Linear regression analysis of SIs revealed a significant correlation between Ki-67 and cyclin D1, cyclin A, histone H3 as well as between the SIs of cyclin A and histone H3 (p = 0.008, 0.0001, and 0.0001 respectively) (Figure 4). There was a significant relationship between the SI of both Ki-67 and cyclin A and the degree of differentiation of tumors as well as the size of the tumor (p < 0.001 and p < 0.01 respectively). In addition, SI of Ki-67 and histone H3 were higher in patients <50 years than in those ≥50 years (p < 0.05) (table 1).

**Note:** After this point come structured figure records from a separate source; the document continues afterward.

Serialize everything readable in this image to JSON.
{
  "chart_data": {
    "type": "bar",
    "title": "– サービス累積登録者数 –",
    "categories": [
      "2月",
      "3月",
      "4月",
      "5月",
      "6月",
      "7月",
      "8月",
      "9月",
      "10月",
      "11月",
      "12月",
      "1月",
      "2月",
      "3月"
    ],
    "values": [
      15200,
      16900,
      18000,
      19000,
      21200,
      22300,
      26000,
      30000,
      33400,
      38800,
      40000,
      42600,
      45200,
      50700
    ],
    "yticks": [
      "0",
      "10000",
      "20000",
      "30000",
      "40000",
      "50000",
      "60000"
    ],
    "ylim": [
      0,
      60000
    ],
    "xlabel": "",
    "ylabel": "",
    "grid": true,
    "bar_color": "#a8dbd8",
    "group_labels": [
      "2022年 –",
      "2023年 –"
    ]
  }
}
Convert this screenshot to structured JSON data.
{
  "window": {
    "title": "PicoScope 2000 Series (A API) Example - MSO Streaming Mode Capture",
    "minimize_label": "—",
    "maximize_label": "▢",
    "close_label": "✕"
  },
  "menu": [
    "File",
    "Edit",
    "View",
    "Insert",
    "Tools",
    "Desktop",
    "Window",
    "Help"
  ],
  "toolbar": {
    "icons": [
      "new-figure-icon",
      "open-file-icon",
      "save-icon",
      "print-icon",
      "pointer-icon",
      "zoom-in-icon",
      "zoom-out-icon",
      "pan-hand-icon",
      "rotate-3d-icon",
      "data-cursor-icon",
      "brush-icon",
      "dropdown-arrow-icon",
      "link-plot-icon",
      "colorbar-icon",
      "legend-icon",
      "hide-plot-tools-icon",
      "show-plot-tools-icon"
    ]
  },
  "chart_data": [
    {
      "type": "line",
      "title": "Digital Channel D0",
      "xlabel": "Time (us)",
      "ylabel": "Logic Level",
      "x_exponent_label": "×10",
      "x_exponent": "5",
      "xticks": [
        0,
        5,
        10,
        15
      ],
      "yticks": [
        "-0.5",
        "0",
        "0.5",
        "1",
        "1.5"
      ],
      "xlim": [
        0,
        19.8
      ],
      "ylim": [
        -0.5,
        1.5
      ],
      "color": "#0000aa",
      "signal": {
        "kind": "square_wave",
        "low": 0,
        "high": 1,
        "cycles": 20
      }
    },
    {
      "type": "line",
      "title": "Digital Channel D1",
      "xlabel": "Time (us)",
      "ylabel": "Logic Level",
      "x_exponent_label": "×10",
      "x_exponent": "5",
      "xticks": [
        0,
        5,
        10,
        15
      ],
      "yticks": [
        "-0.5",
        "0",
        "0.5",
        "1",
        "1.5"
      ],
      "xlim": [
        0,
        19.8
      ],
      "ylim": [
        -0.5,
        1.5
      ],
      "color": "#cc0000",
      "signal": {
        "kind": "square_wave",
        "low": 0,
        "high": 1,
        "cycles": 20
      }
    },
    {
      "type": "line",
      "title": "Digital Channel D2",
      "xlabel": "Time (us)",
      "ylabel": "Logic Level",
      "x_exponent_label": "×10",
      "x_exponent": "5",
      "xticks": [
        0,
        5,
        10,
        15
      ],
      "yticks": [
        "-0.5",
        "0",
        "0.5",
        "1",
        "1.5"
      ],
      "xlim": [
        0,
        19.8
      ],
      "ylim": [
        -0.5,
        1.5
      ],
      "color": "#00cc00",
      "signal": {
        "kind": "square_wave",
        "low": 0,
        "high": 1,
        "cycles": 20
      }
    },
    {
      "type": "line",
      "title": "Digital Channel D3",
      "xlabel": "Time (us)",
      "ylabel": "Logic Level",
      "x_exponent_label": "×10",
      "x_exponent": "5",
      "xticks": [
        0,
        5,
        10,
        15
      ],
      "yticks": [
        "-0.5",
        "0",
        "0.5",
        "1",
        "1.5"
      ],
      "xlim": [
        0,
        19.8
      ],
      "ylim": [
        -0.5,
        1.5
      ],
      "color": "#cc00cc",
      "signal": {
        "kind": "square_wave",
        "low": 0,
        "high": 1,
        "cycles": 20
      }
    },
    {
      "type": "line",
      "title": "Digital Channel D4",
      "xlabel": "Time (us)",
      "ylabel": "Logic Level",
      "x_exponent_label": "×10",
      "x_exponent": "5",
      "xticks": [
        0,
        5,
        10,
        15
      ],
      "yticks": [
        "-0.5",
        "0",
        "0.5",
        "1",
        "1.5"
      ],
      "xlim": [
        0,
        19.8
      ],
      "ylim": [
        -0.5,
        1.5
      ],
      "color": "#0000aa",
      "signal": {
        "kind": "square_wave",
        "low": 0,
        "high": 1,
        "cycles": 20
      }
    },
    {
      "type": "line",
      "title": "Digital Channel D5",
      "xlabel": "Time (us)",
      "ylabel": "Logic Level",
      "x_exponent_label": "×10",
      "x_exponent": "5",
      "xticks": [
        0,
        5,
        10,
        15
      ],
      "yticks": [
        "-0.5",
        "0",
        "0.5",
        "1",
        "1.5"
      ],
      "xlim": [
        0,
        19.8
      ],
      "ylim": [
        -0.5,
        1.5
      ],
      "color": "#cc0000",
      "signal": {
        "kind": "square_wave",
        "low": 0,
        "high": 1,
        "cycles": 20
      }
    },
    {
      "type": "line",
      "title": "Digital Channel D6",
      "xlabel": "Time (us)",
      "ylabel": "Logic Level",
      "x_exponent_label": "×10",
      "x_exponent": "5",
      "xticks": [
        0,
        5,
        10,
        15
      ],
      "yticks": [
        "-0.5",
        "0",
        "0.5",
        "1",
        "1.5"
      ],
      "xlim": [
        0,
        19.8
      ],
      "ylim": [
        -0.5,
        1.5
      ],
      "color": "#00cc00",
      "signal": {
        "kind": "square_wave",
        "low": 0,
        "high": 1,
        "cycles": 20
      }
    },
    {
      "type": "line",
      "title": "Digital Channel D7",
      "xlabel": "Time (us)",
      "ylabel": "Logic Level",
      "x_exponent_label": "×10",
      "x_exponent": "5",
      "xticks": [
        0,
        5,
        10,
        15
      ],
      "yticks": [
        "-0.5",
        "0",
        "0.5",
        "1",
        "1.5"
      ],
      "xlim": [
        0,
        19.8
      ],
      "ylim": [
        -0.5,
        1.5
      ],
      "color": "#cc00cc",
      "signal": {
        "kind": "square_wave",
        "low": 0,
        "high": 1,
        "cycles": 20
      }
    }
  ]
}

In addition table 2 shows a significant relationship between high cyclin D1 SI and large, poorly-differentiated tumors, carcinomas with positive lymph node metastasis and deeply-invasive carcinomas (p < 0.05, p < 0.001, p < 0.05 and p < 0.05 respectively). Whereas cyclin D1 gene amplification was significantly associated with an advanced disease stage since amplification was detected in 10/15 (66.7%) of stage IV tumors compared to 12/45 (26.7%) of stage I-III tumors (p = 0.002). Similarly, DNA amplification was detected in 60.5% (26/43) of the carcinomas with extensive local invasion (beyond sm) but only in 23.5% (4/17) of the carcinomas with limited invasion (m, sm) (p = 0.001). A significant correlation was also present between cyclin D1 gene amplification and the presence of lymph node metastasis (p = 0.008) as well as between the SI of histone H3, the size of the tumor and the patient's age (p < 0.05, p < 0.001 respectively). The SI was higher in tumors >5 cm in diameter and in patients <50 years.

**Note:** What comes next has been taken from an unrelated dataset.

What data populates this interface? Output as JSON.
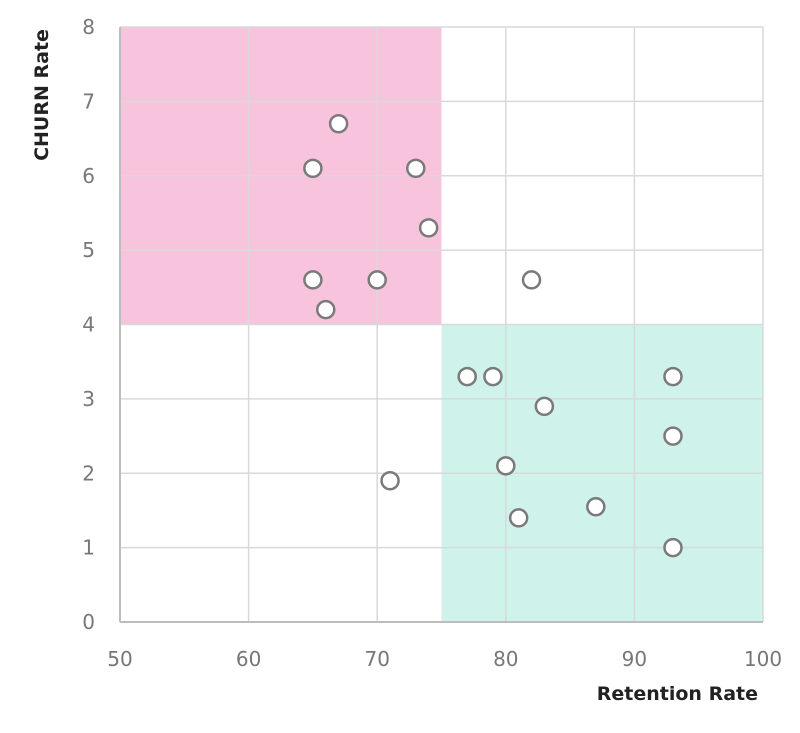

The mean follow-up period for all patients was 30 months (range: 1–66 months). Eighteen of 60 patients had already died by the time the study was completed. We defined the cutoff level for overexpression of each cell cycle marker at the point that showed the maximum difference of survival rate between the 2 groups separated by that point. Cox regression analysis revealed that cyclin A overexpression (our definition: SI ≥ 10.5), cyclin D1 overexpression (our definition: SI ≥ 6.1), poorly differentiated histology, lymph node metastasis, TNM stage, tumor size and depth of invasion were all significant prognostic variables for survival (Table 3). The Kaplan-Meier survival curves for the subgroups of patients who are subdivided according to each marker's status are shown in Figure 5. Patient with tumors that showed Ki-67 overexpression (our definition: SI ≥ 11.5) and histone H3 overexpression (our definition: SI ≥ 8.2) tended to have poor prognosis but this did not reach a statistically significant level, however the overall survival was significantly lower in patient with cyclin A and cyclin D1 overexpression. Cox multivariate regression analysis revealed that lymph node metastasis, cyclin A and cyclin D1 overexpression were independent negative prognostic factors after adjustment for the depth of tumor invasion, age and sex of the patient (Table 4).